Os globalistas islâmicos atendem, em princípio, a interesses gerais de todos os Estados muçulmanos, unidos no grande projeto do Califado Universal. Divergências produzidas por choques de interesses nacionais (como por exemplo entre o Irã e a Arábia Saudita) não têm sido suficientes para abrir feridas insanáveis na unidade do projeto islâmico de longo prazo.
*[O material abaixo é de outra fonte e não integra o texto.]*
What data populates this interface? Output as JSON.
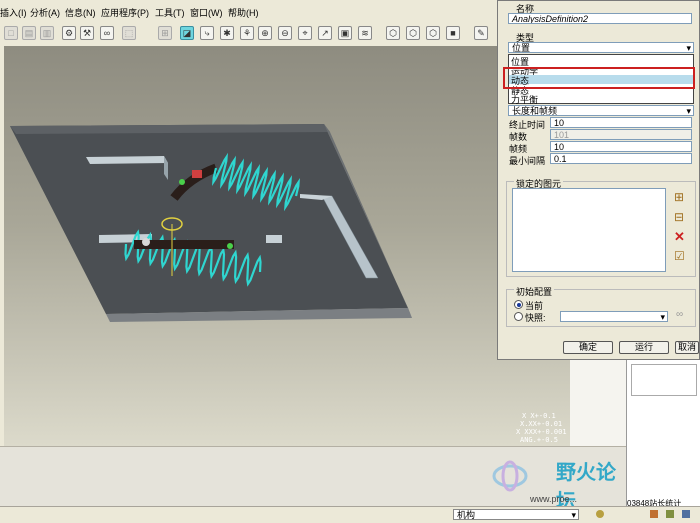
{
  "menu": {
    "items": [
      "插入(I)",
      "分析(A)",
      "信息(N)",
      "应用程序(P)",
      "工具(T)",
      "窗口(W)",
      "帮助(H)"
    ]
  },
  "toolbar": {
    "icons": [
      "new-icon",
      "open-icon",
      "save-icon",
      "print-icon",
      "spring-icon",
      "damper-icon",
      "binoculars-icon",
      "box-select-icon",
      "refit-icon",
      "sketch-icon",
      "motor-icon",
      "gear-icon",
      "zoom-in-icon",
      "zoom-out-icon",
      "analysis-icon",
      "measure-icon",
      "layers-icon",
      "view-icon",
      "shade-icon",
      "hidden-icon",
      "wireframe-icon",
      "edit-icon"
    ]
  },
  "viewport": {
    "coord_readout": [
      "X X+-0.1",
      "X.XX+-0.01",
      "X XXX+-0.001",
      "ANG.+-0.5"
    ]
  },
  "status": {
    "mode_select": "机构"
  },
  "watermark": {
    "text": "野火论坛",
    "url": "www.proe...",
    "post_count": "03848站长统计"
  },
  "dialog": {
    "name_label": "名称",
    "name_value": "AnalysisDefinition2",
    "type_label": "类型",
    "type_selected": "位置",
    "type_options": [
      "位置",
      "运动学",
      "动态",
      "静态",
      "力平衡"
    ],
    "highlighted_option": "动态",
    "preferences_select": "长度和帧频",
    "rows": [
      {
        "label": "终止时间",
        "value": "10",
        "disabled": false
      },
      {
        "label": "帧数",
        "value": "101",
        "disabled": true
      },
      {
        "label": "帧频",
        "value": "10",
        "disabled": false
      },
      {
        "label": "最小间隔",
        "value": "0.1",
        "disabled": false
      }
    ],
    "locked_label": "锁定的图元",
    "initial_label": "初始配置",
    "initial_current": "当前",
    "initial_snapshot": "快照:",
    "ok_label": "确定",
    "run_label": "运行",
    "cancel_label": "取消"
  }
}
A Fraternidade Islâmica, condutora maior do processo, é uma organização transnacional: ela governa alguns países, em outros está na oposição, mas sua influência é onipresente no mundo islâmico.

A heterogeneidade e assimetria dos três blocos reflete-se na imagem que fazem uns dos outros, tal como transparece nos seus discursos de propaganda – um sistema de erros do qual se depreende a forte sugestão de que os destinos do mundo estão nas mãos de loucos delirantes:

1. A perspectiva russo-chinesa (hoje ampliada sob a forma do eurasismo, que será um dos tópicos deste debate) descreve o bloco ocidental como (a) uma expansão mundial do poder nacional americano; (b) a expressão materializada da ideologia liberal da “sociedade aberta” tal como propugnada eminentemente por Sir Karl Popper; (c) a encarnação viva da mentalidade materialista, cientificista e racionalista do Iluminismo e, portanto, a inimiga por excelência de toda espiritualidade tradicional.

2. O globalismo ocidental declara não ter outros inimigos senão “o terrorismo”, que ele não identifica de maneira alguma com o bloco islâmico, mas descreve como resíduo de crenças bárbaras em vias de extinção, e “o fundamentalismo”, noção em que se misturam indistintamente os porta-vozes ideológicos do terrorismo islâmico e a “direita cristã”, como se esta fosse aliada daquele e não uma de suas principais vítimas (de modo que o medo do terrorismo islâmico é usado como pretexto para justificar o boicote oficial à religião cristã na Europa e nos EUA!). A Rússia e a China não são apresentadas jamais como possíveis agressoras, mas como aliadas do Ocidente, a China na pior das hipóteses como concorrente comercial. Em suma: a ideologia do globalismo ocidental fala como se já personificasse um consenso universal estabelecido, só hostilizado por grupos marginais e religiosos um tanto insanos.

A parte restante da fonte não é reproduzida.